Les syndicats catholiques nationaux

Pour contrer ce qu’il voit comme l’intrusion de syndicats étrangers dans la province, le clergé encourage la création de syndicats nationaux confessionnels, basés sur la doctrine sociale de l’Église catholique. Le premier du genre créé à Sherbrooke regroupe, à partir de 1919, des employés de la Julius Kayser & Co.
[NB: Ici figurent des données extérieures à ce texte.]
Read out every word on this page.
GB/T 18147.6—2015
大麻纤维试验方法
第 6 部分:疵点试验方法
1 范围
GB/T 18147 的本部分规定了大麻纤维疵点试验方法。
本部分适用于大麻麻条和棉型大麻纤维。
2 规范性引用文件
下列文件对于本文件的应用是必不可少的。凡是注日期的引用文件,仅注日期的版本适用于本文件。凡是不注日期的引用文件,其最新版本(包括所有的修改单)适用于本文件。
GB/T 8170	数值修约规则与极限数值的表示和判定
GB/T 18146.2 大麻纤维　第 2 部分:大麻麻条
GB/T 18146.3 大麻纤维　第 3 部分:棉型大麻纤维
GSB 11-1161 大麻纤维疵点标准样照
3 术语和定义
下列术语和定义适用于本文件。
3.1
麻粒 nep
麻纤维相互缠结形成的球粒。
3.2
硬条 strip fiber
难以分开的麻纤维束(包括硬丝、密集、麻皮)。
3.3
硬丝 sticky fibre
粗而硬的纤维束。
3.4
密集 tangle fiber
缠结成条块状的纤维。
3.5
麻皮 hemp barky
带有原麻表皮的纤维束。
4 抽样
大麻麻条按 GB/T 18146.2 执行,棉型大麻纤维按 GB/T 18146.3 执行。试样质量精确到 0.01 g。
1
Au Québec, les ouvriers se regroupent en 1921 dans la Confédération des travailleurs catholiques du Canada (CTCC), l’ancêtre de la CSN. Les unions internationales demeurent malgré tout les plus nombreuses : en 1929 Sherbrooke en compte 20, contre 10 syndicats catholiques affiliés ou non à la CTCC.

La création du syndicat à la Kayser
En grève!

Dans les années 1910, le taux de syndicalisation sherbrookois demeure faible en comparaison au reste du Québec, dépassant à peine 5 % des travailleurs. Il atteint toutefois 20 % en 1945. Dans les années 1930, plusieurs grèves éclatent dans le secteur du textile, notamment en 1932 (Walter Blue) et en 1937 (Dominion Textile, Kayser et Paton). La grève du mois d’août 1937, à la Dominion Textile, est encadrée par un syndicat lié à la CTCC. Salaires, heures travaillées et reconnaissance du syndicat sont au cœur du litige. Cette grève touche simultanément l’usine de Sherbrooke et celles de cinq autres villes.

Les premières négociations syndicales à la Kayser
Les loisirs : parce qu’il faut bien se détendre…
Des activités organisées par les patrons

Au 19e siècle, de manière générale, ce sont les propriétaires et gérants d’usines qui organisent des activités pour leurs ouvriers, afin qu’ils occupent de manière « utile » leurs (quelques) heures de loisir. Andrew Paton inaugure la pratique en 1869, en organisant des cours de musique et une petite bibliothèque pour ses employés. Plusieurs paient aussi des escapades sur le lac Memphrémagog ou la rivière Saint-François. Certains voient aussi aux intérêts « intellectuels » de leurs ouvriers : 45 employés de la Paton participent en 1884 à des cours du soir où ils apprennent à lire, écrire et compter.

La glissade du Paton Mills’ Club

Le Paton Mill’s Club, mis en place par Andrew Paton, organise dans les années 1880 plusieurs activités pour les employés de la filature, dont des tournois de crosse et des sorties en raquettes. Pour les hivers 1884-1885 et 1885-1886, le club décide de réaliser quelque chose de spécial pour ses membres : des pentes de glissade en toboggan sont aménagées sur une colline qui surplombe la rivière Magog. Les pentes sont ouvertes cinq jours par semaine et accessibles gratuitement pour les employés, les autres citoyens de Sherbrooke peuvent aussi y glisser, moyennant le déboursement d’une somme de 1 $.

Les clubs d’employés

Au 20e siècle, la plupart des usines ont des clubs ou des associations qui organisent des activités pour les employés. La Dominion Textile, la Kayser ou encore l’Ingersoll-Rand ont des ligues de quille, de balle-molle, de crosse. Il existe aussi une ligue de hockey où les équipes des différentes usines s’affrontent. Beaucoup ont un « Club Quart de siècle » qui organise une fête pour souligner les 25 années d’ancienneté d’un employé. D’autres associations regroupent les retraités et financent des banquets de retrouvailles, des voyages, etc. Les pique-niques annuels de la Rand sont aussi un événement à ne pas manquer!